Some Managers Already See Signs of a Growth Stock Comeback

Investors’ appetite for risk is increasing as “fears over global escalation of the Ukrainian conflict have eased,” says Los Angeles Capital’s Michael Schlachter.

Madib zikri/Unsplash

Madib zikri/Unsplash

It looks like growth managers may not have to wait until the end of the current economic cycle to take their revenge.

According to Los Angeles Capital Management, bearish sentiment toward growth stocks appears to be subsiding. The $37 billion quantitative investment firm found that the correlation between expected return and long-term growth exposure turned positive in March for the first time in months — meaning portfolios with a tilt to growth stocks should have higher returns. Value stocks, on the other hand, lost some of their appeal in March, after seeing a general increase in demand from investors last year. During the first quarter, the Morningstar U.S. Large Value index beat the U.S. Large Growth benchmark by more than 15 percentage points.

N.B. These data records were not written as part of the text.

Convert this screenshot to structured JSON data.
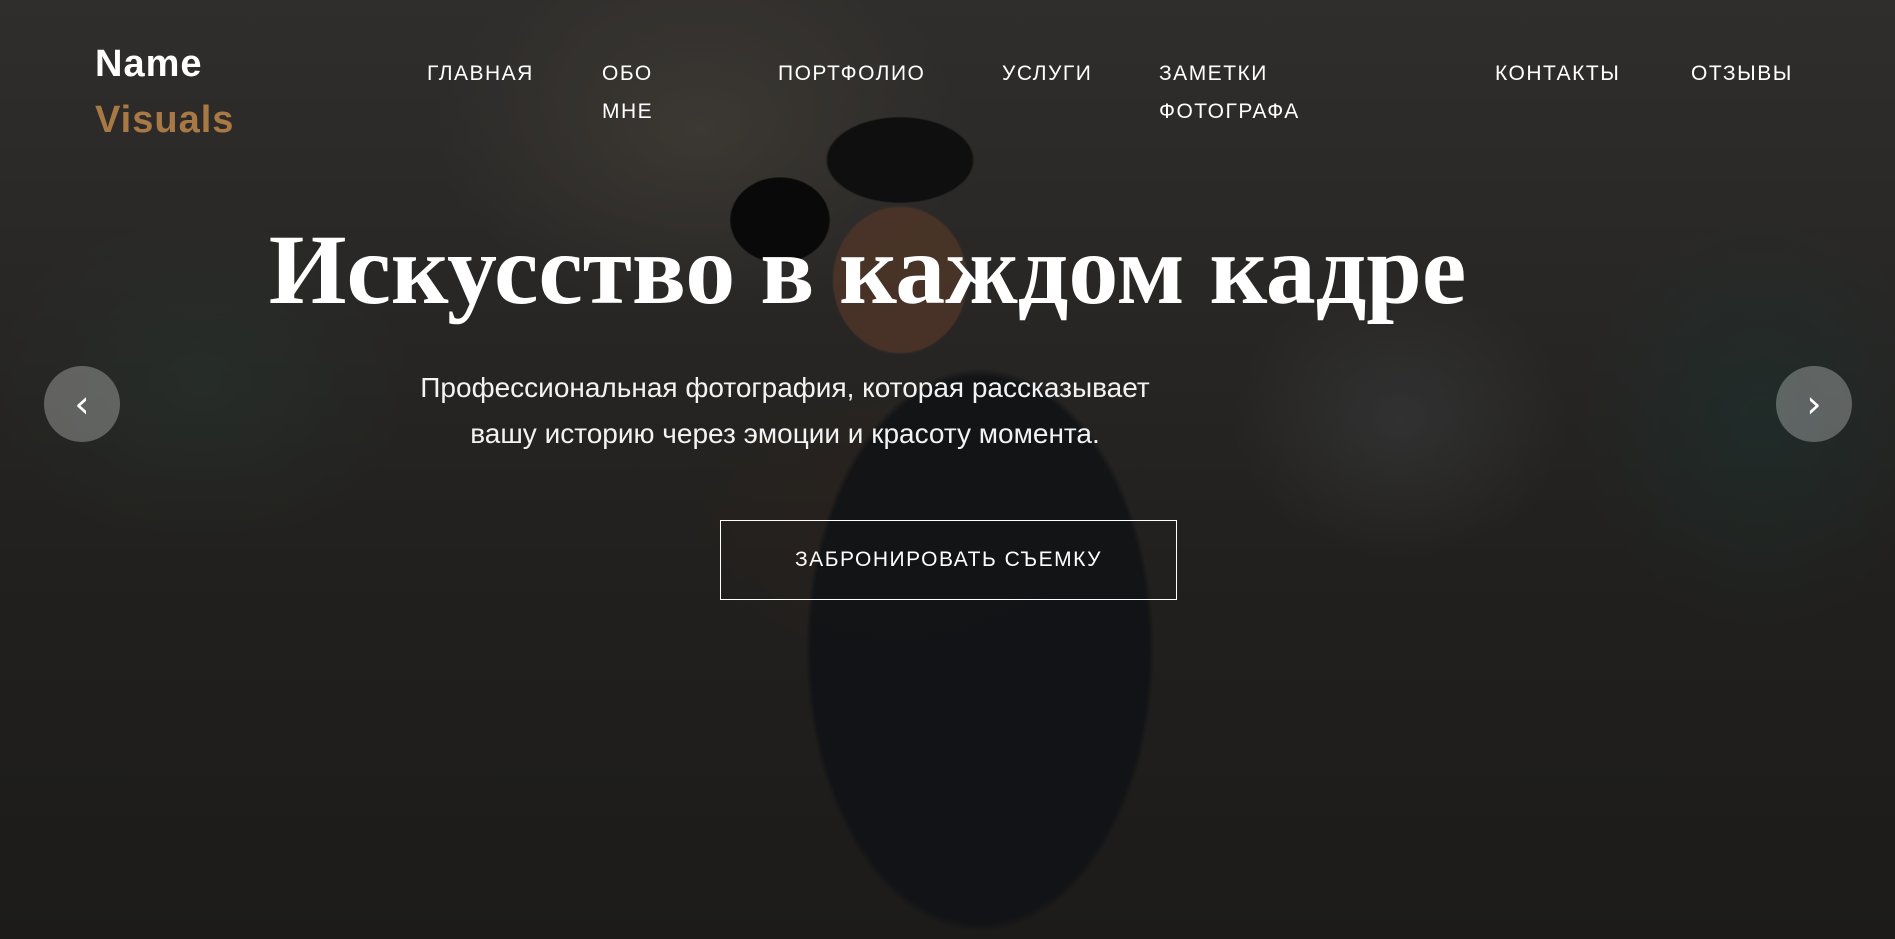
{
  "brand": {
    "name_line1": "Name",
    "name_line2": "Visuals",
    "accent_color": "#a87945"
  },
  "nav": {
    "items": [
      {
        "label_line1": "ГЛАВНАЯ",
        "label_line2": ""
      },
      {
        "label_line1": "ОБО",
        "label_line2": "МНЕ"
      },
      {
        "label_line1": "ПОРТФОЛИО",
        "label_line2": ""
      },
      {
        "label_line1": "УСЛУГИ",
        "label_line2": ""
      },
      {
        "label_line1": "ЗАМЕТКИ",
        "label_line2": "ФОТОГРАФА"
      },
      {
        "label_line1": "КОНТАКТЫ",
        "label_line2": ""
      },
      {
        "label_line1": "ОТЗЫВЫ",
        "label_line2": ""
      }
    ]
  },
  "hero": {
    "headline": "Искусство в каждом кадре",
    "subtitle_line1": "Профессиональная фотография, которая рассказывает",
    "subtitle_line2": "вашу историю через эмоции и красоту момента.",
    "cta_label": "ЗАБРОНИРОВАТЬ СЪЕМКУ",
    "prev_icon": "chevron-left-icon",
    "next_icon": "chevron-right-icon",
    "prev_glyph": "‹",
    "next_glyph": "›"
  }
}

“There has been a massive reversal in investor preference over just the last few weeks,” said Michael Schlachter, managing director and senior portfolio manager at LACM.

Schlachter based his conclusion on findings from LACM’s own version of factor investing, which includes an analysis of investor demand. LACM has developed what it calls the “Investor Preference Theory,” which argues that a stock’s expected return is affected by “its risk characteristics and the price the market assigns to each characteristic.” Commonly known as factors, these risk characteristics include growth, value, momentum, quality, and many other features that LACM believes affect stock returns. But because price is determined by supply and demand, LACM also believes that by studying investor demand for specific factors, it can make better projections about which factors will outperform.

Schlachter told II that over the past two and a half weeks, LACM has observed a positive shift in investor preferences for volatility, leverage, and distress factors. The volatility factor, for example, saw its correlation with expected return bounce from negative 0.5 to negative 0.08, which signals that investors are becoming a lot less sensitive to volatile market conditions. This, in turn, suggests that market uncertainties about the Russia-Ukraine conflict and the macroeconomic environment are impacting investors to a lesser extent than they did a few months ago.

This is important, because increased tolerance for volatility usually signals that investors are ready to deploy more aggressive strategies, such as putting money to work in growth stocks. The fact that people are gravitating towards growth means they have become more risk-tolerant. “When you think about a growth stock, what it tends to have is a lot of potential cash flows in the future,” said Mike Hunstad, head of quantitative strategies at Northern Trust Asset Management. “Any time the markets get choppy, those cash flows come into question.” If people were still worried about the volatility brought on by geopolitical and macroeconomic risks as they were a few months ago, they would probably try to adopt a more defensive strategy, such as investing in value stocks.

The current investor preference shift to growth means that investors’ “fears over global escalation of the Ukrainian conflict have eased,” Schlachter said. In terms of the macro outlook, he said that while yield curve inversions can signal rising recessionary risks, breakeven inflation rates continue to be steep, “suggesting investors remain optimistic that inflation will subside and real growth will be restored.” But he cautioned that because the inflection point occurred only recently, there is no guarantee that there will be a “full-blown growth wave.”

Hunstad, on the other hand, believes that value stocks are better positioned than growth stocks under the current conditions. However, he added that while there is a common belief that value and growth stocks can’t outperform at the same time, that’s not always the case. “I think both [factors] have potential,” he said. “The tech sector doesn’t have to take a dive for value to outperform.”